In the beginning their friendship was very sibling like. Kenny acted very protective. He always walked her out to her car and if the roads were icy, he would follow her back to Mattapoisett. Then, one night he asked her to help him stock the liquor room—a big room where the liquor was separated from the food in the rest of the store. The store was closed and the kitchen and meat staff had gone home. It was just the two of them and all of the tension that had built up, the feelings that Sasha had that she thought, perhaps, were hers alone rose to the surface. Kenny was standing close to her and she had her hand on a stack of boxes, the light from the street lamp outside cast a yellow hue on the room and she felt frozen, her heart beating quickly. But just as maybe something would have transpired, his eyes in that penetrating gaze, his cell phone pealed its familiar Beethoven's fifth and he fumbled for the phone in the back of his jeans. She could tell the way he answered it, it was Jessica. He stood motionless and looked down and the floor. Sasha could hear Jessica's impatience, her voice imploring. The crying started pretty soon into the conversation then followed by her anger. At times, her voice was so loud that Sasha could make out the words completely, "it's not fair. This is what YOU do, Kenny." Then silence. And Kenny's eyes looked at Sasha and she wasn't sure what they were pleading for. "I have to go," Sasha whispered. And, he nodded walking towards the door with his key in hand, holding the phone to his ear with his shoulder. He unlocked the door from the inside and pulled the glass door open. "Bye," he mouthed and then after she walked into the dark parking lot, he closed the door behind her and locked it. When she put her car into reverse, she could see he was still on the phone. He had lit a cigarette and was leaning against the counter, kind of hunched over. He held a hand to his forehead and just listened. Sasha had the desire to park across the street and watch him. See how long he talked to Jessica.

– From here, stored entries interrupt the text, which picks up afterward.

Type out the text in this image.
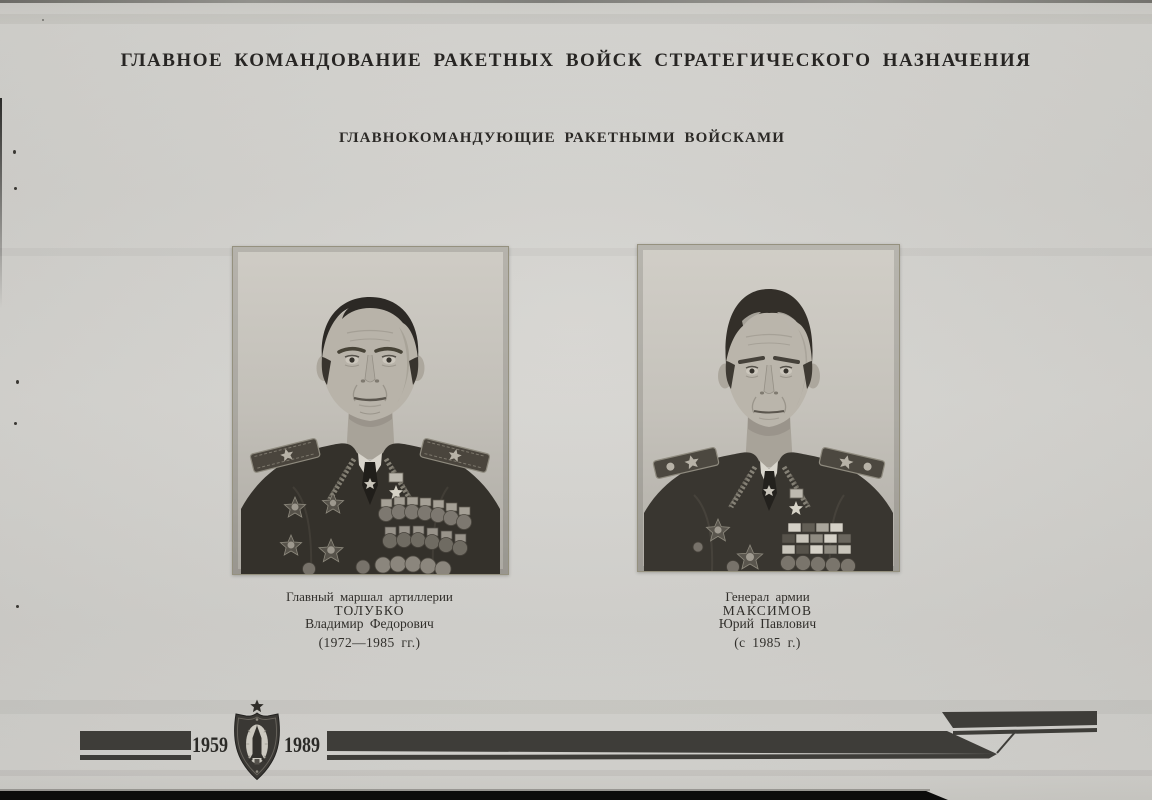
ГЛАВНОЕ КОМАНДОВАНИЕ РАКЕТНЫХ ВОЙСК СТРАТЕГИЧЕСКОГО НАЗНАЧЕНИЯ
ГЛАВНОКОМАНДУЮЩИЕ РАКЕТНЫМИ ВОЙСКАМИ
Главный маршал артиллерии
ТОЛУБКО
Владимир Федорович
(1972—1985 гг.)
Генерал армии
МАКСИМОВ
Юрий Павлович
(с 1985 г.)
1959	1989
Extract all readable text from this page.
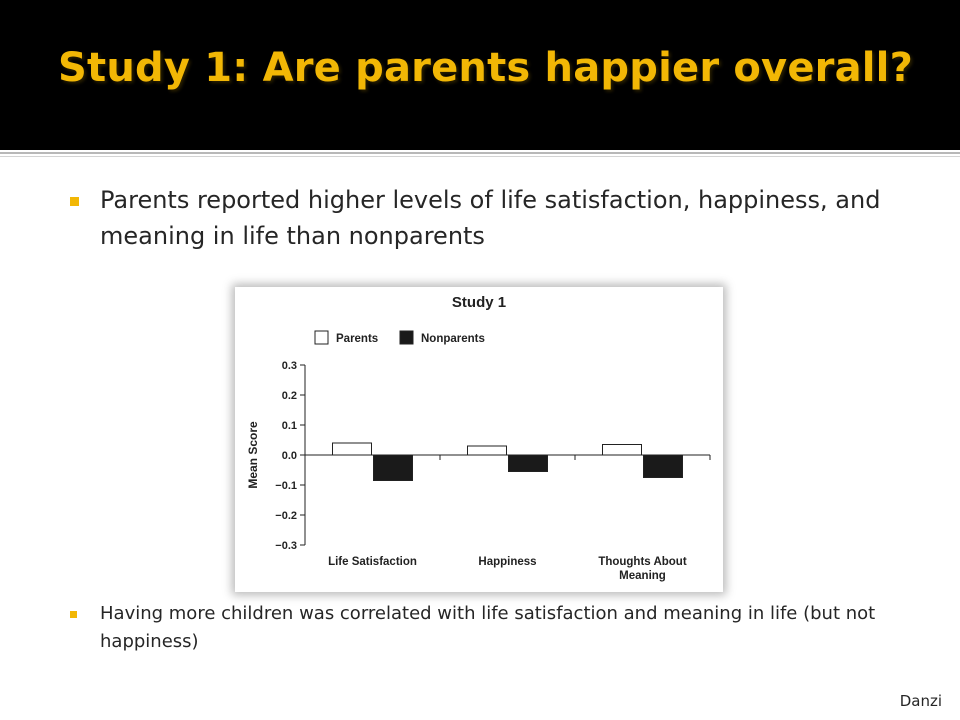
Study 1: Are parents happier overall?
Parents reported higher levels of life satisfaction, happiness, and meaning in life than nonparents
Study 1
Parents	Nonparents
0.3
0.2
0.1
0.0
−0.1
−0.2
−0.3
Mean Score
Life Satisfaction	Happiness	Thoughts About
Meaning
Having more children was correlated with life satisfaction and meaning in life (but not happiness)
Danzi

After that she didn't go back to the Seaside Market. And what she had seen in his eyes, all those sweet flirtations. The dream that she had made up, it seemed completely fictional to her now. And working at a market in Fairhaven seemed unreal, unnecessary. She wanted to leave everything but the cottage. She didn't want to sell the house in Mattapoisett. She knew her uncle would take care of it until she knew what to do. She got into her car and started driving down the road towards Boston, to the airport. She had friends in San Francisco and opportunities. She missed working out and eating healthy Asian meals. She drove past Fairhaven, and the little harbor dotted with picturesque New England scenes. She thought about all she had made up about Kenny, the story that kept her preoccupied over the last few months. Could she fall in love with him? She tried to remember some of the fantasies. They seemed transparent, two-dimensional now. A light rain started to fall and she looked up at the gray sky. She felt a little like herself. And, then she had an image. It was the image that had helped her to sleep at night these months since she came to see her mother, since her mother had died. It was the same fantasy over and over, and Sasha realized that this was all it was just a simple, one sentence story: His eyes on her, penetrating and in the fantasy, he moved close to her, still staring into her eyes. "I love you," he would whisper and then he would kiss her. And, when he touched her body, his hand on her cheek, she felt understood. She felt loved.